Updated: Lilly’s Statement on the CMMI BALANCE Model for GLP-1 Medicines and Medicare GLP-1 Bridge Model
The Centers for Medicare and Medicaid Services (CMS) has announced new implementation details for the CMMI BALANCE Model, significantly impacting the accessibility and affordability of GLP-1 medications, including Lilly’s Zepbound® (tirzepatide) and Mounjaro® (tirzepatide). Effective January 1, 2027, these medications will be available through Medicare Part D plans, with a capped out-of-pocket cost of $50 per month for most beneficiaries after meeting their deductible. Prior to reaching the deductible, patients will face a maximum cost-sharing of $245 per month, plus a dispensing fee, ensuring that financial barriers are minimized for those requiring these therapies.

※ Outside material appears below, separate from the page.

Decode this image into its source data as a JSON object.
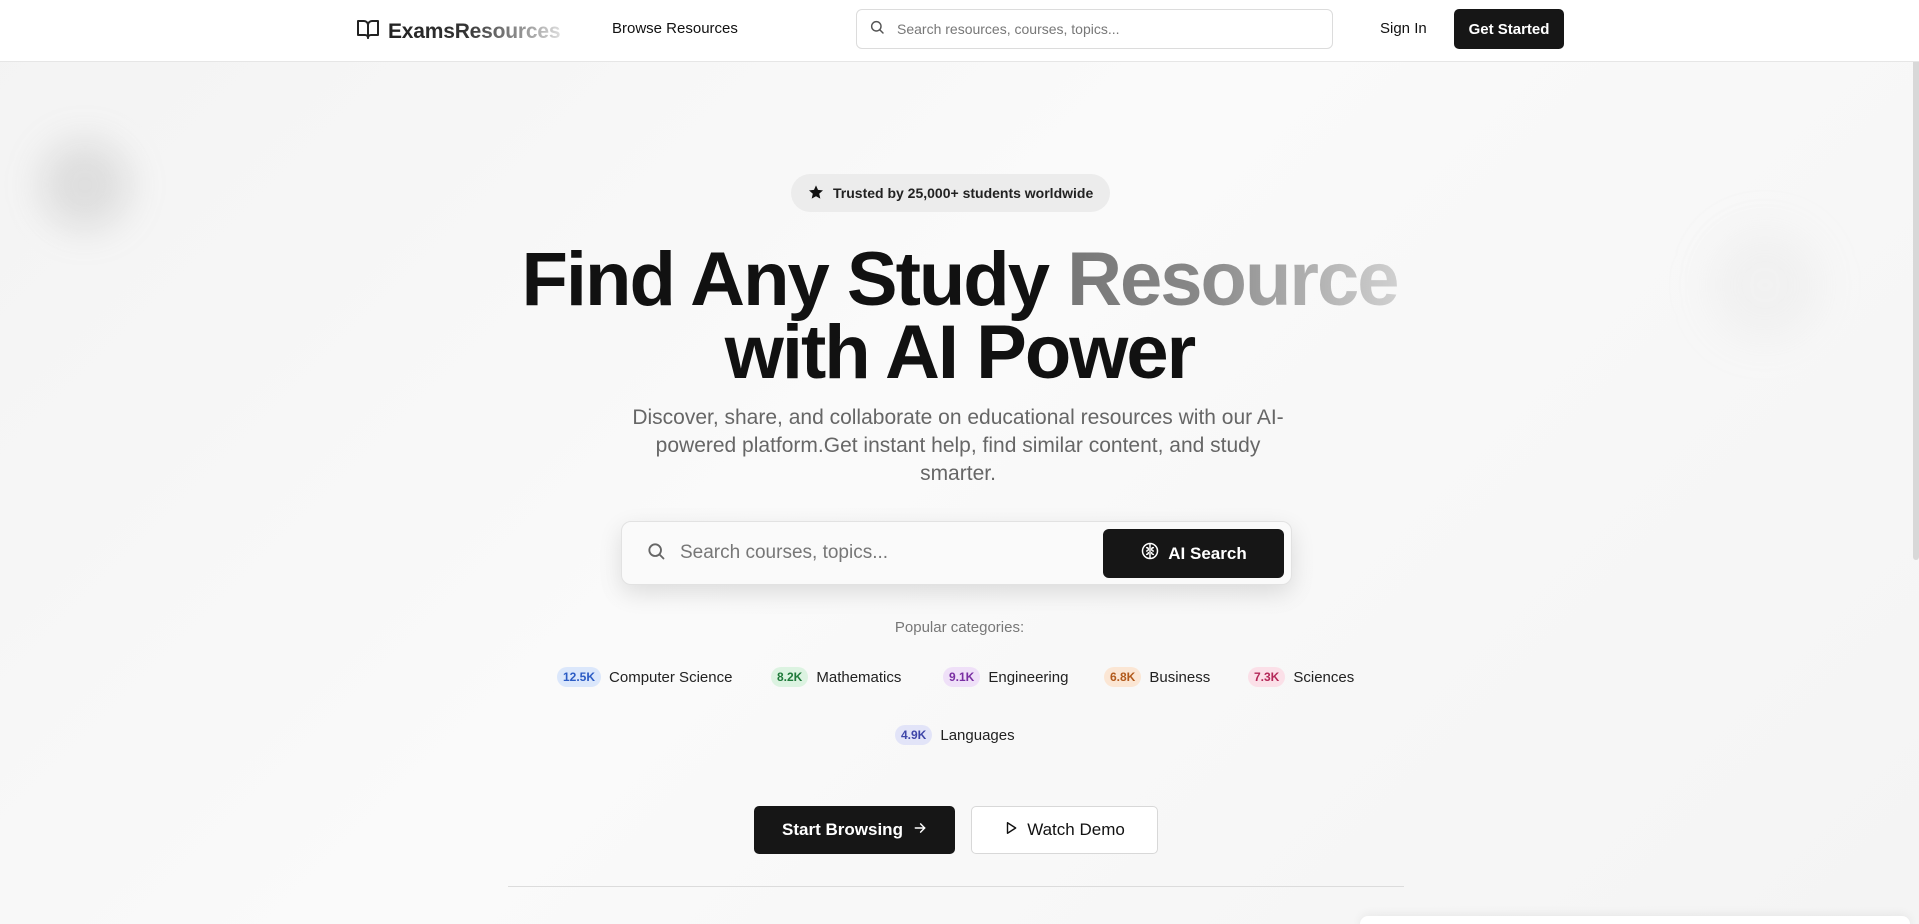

This development is crucial as it aligns with ongoing efforts to enhance patient access to essential medications, particularly for chronic conditions often associated with aging. The CMMI BALANCE Model builds upon the Medicare GLP-1 Bridge Model, which allows beneficiaries to access these medications without exceeding the $50 cap during a transitional period from July 1, 2026, to December 31, 2026. By collaborating with CMS, health plans, and providers, Lilly aims to ensure that affordability is extended to all Medicare patients who need these treatments, thereby addressing a significant gap in chronic disease management.
The implications of this model are profound for the longevity and healthspan research fields. By facilitating broader access to GLP-1 therapies, this initiative may accelerate clinical studies focused on the long-term effects of these medications on metabolic health and aging. Furthermore, the financial support structures established through this model could influence future drug development timelines, encouraging innovation in treatments that target age-related conditions by reducing economic barriers to entry for patients.